We think manual testing is valuable when it is exploratory, trying to uncover any integration points, flows or edge cases that may have been missed during implementation or not explicitly documented in the acceptance criteria.

This manual testing is mostly focused on the brand new functionality being added to the QA environment every day, not on any old functionality that is already covered by an automated regression tests suite.

In addition to exploratory testing of new functionality, manual testing can also be utilized as a strategic option for testing things that would be impossible or impractical to test with automated tests (e.g.: the look and feel of CSS animations on a specific browser, advanced flows that may require waiting for actions to happen on the background for a long time, etc.)

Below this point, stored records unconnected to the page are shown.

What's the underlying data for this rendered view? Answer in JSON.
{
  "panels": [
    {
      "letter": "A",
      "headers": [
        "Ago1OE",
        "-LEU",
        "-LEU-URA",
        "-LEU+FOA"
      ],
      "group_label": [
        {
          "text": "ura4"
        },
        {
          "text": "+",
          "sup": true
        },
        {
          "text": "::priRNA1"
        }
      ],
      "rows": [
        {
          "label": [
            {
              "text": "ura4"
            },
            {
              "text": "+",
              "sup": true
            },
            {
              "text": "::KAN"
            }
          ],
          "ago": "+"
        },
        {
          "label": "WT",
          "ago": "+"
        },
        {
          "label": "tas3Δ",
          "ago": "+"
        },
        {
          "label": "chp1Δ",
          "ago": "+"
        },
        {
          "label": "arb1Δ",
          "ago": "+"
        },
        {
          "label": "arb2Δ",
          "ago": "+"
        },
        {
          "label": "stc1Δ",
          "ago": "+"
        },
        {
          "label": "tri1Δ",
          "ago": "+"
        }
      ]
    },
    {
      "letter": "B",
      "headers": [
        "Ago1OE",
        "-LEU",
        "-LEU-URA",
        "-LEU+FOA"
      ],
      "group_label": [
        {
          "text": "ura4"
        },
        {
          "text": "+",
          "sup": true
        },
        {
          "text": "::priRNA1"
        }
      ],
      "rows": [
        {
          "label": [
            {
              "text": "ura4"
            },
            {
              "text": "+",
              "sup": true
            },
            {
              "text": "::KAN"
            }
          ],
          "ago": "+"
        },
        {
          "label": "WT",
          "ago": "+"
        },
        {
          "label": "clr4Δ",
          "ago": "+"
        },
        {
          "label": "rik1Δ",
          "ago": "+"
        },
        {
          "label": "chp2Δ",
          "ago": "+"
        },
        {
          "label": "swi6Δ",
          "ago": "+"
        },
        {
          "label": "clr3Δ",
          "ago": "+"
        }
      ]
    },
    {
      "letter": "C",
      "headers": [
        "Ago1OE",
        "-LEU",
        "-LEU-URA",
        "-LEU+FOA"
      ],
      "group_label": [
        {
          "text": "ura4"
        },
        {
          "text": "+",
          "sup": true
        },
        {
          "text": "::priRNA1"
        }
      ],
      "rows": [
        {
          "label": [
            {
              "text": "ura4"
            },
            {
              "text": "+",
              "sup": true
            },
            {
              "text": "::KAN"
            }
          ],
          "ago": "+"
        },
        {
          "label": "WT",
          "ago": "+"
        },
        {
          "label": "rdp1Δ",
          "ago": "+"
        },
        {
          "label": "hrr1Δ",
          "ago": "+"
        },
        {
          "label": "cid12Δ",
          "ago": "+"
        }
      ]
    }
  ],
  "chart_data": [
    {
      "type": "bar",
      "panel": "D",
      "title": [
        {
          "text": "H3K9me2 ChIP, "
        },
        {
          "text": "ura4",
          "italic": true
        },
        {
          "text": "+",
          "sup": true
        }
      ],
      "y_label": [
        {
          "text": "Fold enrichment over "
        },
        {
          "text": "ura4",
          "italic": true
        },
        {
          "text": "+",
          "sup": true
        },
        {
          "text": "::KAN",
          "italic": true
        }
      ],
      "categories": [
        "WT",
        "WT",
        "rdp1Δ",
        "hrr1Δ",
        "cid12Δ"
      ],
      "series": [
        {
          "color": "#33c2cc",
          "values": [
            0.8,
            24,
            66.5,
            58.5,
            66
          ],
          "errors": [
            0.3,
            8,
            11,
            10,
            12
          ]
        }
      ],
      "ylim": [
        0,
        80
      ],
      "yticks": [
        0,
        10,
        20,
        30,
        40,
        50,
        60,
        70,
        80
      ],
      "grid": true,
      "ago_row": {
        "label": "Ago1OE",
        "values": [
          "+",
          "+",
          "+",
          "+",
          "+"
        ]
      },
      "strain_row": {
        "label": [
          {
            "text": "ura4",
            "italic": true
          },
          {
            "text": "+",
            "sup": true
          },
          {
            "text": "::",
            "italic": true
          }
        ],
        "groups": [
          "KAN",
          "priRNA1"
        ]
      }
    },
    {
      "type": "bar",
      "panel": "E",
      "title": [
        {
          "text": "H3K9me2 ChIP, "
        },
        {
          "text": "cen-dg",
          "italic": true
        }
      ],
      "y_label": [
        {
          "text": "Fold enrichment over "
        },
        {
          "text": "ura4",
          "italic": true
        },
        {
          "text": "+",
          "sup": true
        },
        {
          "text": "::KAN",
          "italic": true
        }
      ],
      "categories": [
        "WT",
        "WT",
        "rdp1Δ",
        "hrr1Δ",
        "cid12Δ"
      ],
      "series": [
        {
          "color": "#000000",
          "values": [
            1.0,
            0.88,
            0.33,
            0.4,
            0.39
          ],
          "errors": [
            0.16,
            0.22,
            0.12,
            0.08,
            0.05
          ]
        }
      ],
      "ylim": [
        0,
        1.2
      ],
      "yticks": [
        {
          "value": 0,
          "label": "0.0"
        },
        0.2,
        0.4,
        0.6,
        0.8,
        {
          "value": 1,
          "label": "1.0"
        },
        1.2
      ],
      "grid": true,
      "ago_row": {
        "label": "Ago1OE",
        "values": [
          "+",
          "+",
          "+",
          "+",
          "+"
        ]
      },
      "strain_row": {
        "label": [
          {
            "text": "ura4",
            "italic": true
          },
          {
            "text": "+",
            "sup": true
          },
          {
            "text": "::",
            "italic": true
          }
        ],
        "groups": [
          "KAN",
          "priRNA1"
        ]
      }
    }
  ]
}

It’s important to keep in mind that not only the QA Engineers are doing manual testing, but Product Managers, Product Owners and Engineers are participating as well as part of the peer review (or in some cases also dog-fooding) process.


Automated Testing

Lastly, QA Engineers also collaborate on writing automated functional tests. Depending on the QA team or Engineer, this could also extend to designing and setting up the testing framework and tooling, setting up relevant CI/CD steps and more.


The Role Of Engineers in QA

Each engineer is responsible for the quality of their work.

Engineers accomplish this by collaborating with their peers, QA specialists and Product Managers to ensure that all product and technical requirements are taken into account.

As part of the implementation for any task or User Story, each engineer is also responsible for writing unit tests, integration tests and / or any other appropriate type of test in accordance with our testing quality standards.

When the implementation is complete, engineers submit a pull request which is then reviewed by other engineers, also following our guidelines and quality standards for pull requests.

Depending on the team and circumstances, Engineers are also responsible for writing functional end to end tests.


The Role Of Product Managers in QA

Product Managers are responsible for the quality of the product overall, ensuring that technical implementations live up to the product expectations and all aspects or details of the product intent are accurately represented in the final result.

To accomplish this, the Product Manager collaborates with QA Specialists and Engineers to define the acceptance criteria of each feature and to convey the product intent beyond what’s explicitly documented, filling any gaps in knowledge there may be or clearing up misunderstandings.

Product Managers also lead defects triage sessions, acting as the interface and coordinator between all reported feedback or problems and the engineering team.

Product Managers also contribute to doing manual testing of new features on the QA environment for the products or features they own. 

With these responsibilities, the Product Manager also becomes empowered to truly take ownership of the product, evaluate product quality first-hand, and sign off on production releases.